なぜならそれは、「マーケットの一応のコンセンサスを頭に落とし込む」作業の一環だからだ。マーケットのコンセンサスがどこにあるかを認識しなければ、自分の考えとの違いやマーケットへの参加のとっかかりが難しくなる。これは是非必要だ。

頭を作った上で……

頭を作っておいて、個々の情報(例えば日銀の短観や米国の物価・雇用の統計)に接すれば、それがコンセンサスからどのくらい離れているか、マーケットが膝蓋(しつがい)反応的にどの程度反応するかを予測できるし、「その反応が予想通りか、それとも過剰か」が分かる。まず土台を作っておいて、その後を考えると言うことだ。

一つ一つの数字が、その後のマーケットの大きな動きを予測する上で重要だ。例えば今だと米国の卸売・消費者物価が高めに出たら、「米連邦準備理事会(FRB)の引き締め姿勢は相当長く続く」と予想できるし、マーケットはその方向で反応する。そしてその反応が自分の予想より強烈か、弱いかも判断できる。なので、今起きている事、次に起きることに関する「考え方の土台作り」は非常に重要だ。

多分瞬時瞬時に動く人、その日その日に取引を完結する人は、予想されたこと(数字や講演)に対する相場のリアクション具合の中で、鞘(さや)を取る作業をしているのだろう。「これは明らかに過剰反応」と思われる動きがポジション関係で起きるから、その逆を狙う短期ポジション造成は可能だ。勝つ確率も高いと思う。言ってみれば「hit and run」(runは逃げる的意味)だ。

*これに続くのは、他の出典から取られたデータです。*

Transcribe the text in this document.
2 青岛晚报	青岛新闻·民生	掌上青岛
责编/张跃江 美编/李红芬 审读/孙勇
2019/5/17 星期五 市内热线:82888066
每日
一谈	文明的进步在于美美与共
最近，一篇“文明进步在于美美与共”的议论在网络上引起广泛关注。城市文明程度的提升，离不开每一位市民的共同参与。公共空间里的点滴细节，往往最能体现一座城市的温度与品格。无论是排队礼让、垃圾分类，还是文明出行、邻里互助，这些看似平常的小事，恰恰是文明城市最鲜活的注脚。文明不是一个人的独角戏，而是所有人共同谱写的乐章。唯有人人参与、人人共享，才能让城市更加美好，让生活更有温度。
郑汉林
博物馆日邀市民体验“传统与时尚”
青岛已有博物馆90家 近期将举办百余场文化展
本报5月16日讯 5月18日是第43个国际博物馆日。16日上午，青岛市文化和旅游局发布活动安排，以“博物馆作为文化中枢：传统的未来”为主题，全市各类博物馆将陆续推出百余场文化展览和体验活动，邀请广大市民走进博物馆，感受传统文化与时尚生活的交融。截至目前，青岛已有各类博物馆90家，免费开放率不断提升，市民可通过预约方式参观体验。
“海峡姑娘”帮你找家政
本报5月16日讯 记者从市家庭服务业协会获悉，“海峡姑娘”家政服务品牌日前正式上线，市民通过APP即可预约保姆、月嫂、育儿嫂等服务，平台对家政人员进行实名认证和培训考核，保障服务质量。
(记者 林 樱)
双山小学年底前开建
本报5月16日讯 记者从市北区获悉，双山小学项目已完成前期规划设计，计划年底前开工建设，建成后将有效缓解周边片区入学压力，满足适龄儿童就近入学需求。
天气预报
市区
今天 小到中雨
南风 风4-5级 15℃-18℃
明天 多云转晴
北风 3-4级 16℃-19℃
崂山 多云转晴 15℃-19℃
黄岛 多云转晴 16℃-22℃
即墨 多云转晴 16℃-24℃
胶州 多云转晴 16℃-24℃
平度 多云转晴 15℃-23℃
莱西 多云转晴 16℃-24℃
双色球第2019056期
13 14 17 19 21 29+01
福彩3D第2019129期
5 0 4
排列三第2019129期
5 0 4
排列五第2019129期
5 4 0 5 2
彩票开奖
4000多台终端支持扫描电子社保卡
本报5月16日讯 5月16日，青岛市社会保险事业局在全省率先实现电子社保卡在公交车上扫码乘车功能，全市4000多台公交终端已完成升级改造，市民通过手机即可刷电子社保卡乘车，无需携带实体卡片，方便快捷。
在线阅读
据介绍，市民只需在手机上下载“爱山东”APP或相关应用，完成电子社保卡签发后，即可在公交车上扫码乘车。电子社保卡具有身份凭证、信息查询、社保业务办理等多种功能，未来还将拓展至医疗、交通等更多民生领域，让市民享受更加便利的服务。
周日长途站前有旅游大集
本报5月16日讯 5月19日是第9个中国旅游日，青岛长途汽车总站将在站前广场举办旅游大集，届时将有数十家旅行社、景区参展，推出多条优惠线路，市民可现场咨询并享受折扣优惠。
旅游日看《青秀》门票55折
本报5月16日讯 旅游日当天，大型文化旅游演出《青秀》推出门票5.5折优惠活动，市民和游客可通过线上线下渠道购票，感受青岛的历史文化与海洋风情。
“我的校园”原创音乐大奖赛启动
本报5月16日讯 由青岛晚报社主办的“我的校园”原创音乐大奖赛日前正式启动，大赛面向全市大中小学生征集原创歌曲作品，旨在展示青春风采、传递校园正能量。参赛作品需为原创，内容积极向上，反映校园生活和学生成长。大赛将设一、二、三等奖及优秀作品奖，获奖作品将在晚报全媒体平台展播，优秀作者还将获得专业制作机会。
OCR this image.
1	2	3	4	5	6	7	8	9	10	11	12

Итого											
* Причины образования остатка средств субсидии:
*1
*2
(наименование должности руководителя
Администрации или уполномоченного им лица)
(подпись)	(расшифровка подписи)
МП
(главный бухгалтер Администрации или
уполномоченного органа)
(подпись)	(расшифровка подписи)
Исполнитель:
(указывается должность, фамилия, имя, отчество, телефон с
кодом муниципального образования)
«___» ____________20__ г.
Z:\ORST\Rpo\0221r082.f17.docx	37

私はそれをやっている時間的余裕がないので、それはやらない。私はもっとマーケットの大きなうねり、経済の変化の中での企業の盛衰を見たいタイプなので、やれば面白いと思うが、ほぼやらない。私は一般的な表現だと「長期投資家」だ。

長く見る……

どのくらい基本的に長期投資家か。例えば国や民族に強い興味があり、NHKの番組の関係もあって何度も行ったインド。2000年前後かな。あまりに興味があったので日本で「インド投信」(最初興味を持った時にはなかった)が出たときに少し買った。しかし買ったまま確か7年ほどなにもしなかった。値上がりしたとは思うが、もっているだけでインドに関する興味は高まったし、同国政府の政策に注意を払えた。

米国の投信(ハイテクなど)も一つ気に入って買ったが、それはほぼほぼ10年間何もしなかった。米国が利上げ局面に入ったので様子見にしようと思って売却し、今はそれをドル預金として残している。これからはどうか知らないが、その時の担当者が「なにもしない人が一番勝つんですよね」と。迷惑な客だったと思う(笑)。

つまり私にとって一つ一つの数字(雇用や物価など)や、パウエルFRB議長の講演、FOMC(米国連邦公開市場委員会)の声明と付属資料は、その時どうするかというよりは「時代の大きな流れ」を読むきっかけ。時代の流れの変化も、たった一つの事を端緒とするケースが多い。それを見逃すのはあまりにも残念だ。

新型コロナウイルスの世界的波及で凄く伸びたNetflixの株価。契約者の数が伸びたから当然だ。しかしコロナが世界的収束に向かったから、同社の株価は大きく下げた。それが何を意味するか考える。しかしその会社が日本でJRと共同して「黒い山手線」(期間限定)を走らせている。それは何を意味するのか、また考える。一つ一つの事象と情報に意味がある。そう考えている。

ご注意:本コラムは、上記掲載日から2週間程度前に伊藤洋一氏が執筆されたものです。
閲覧される時期によっては、現状に即さないことも予想されます。また、内容には仮定に基づいた記述も含まれます。ご了承ください。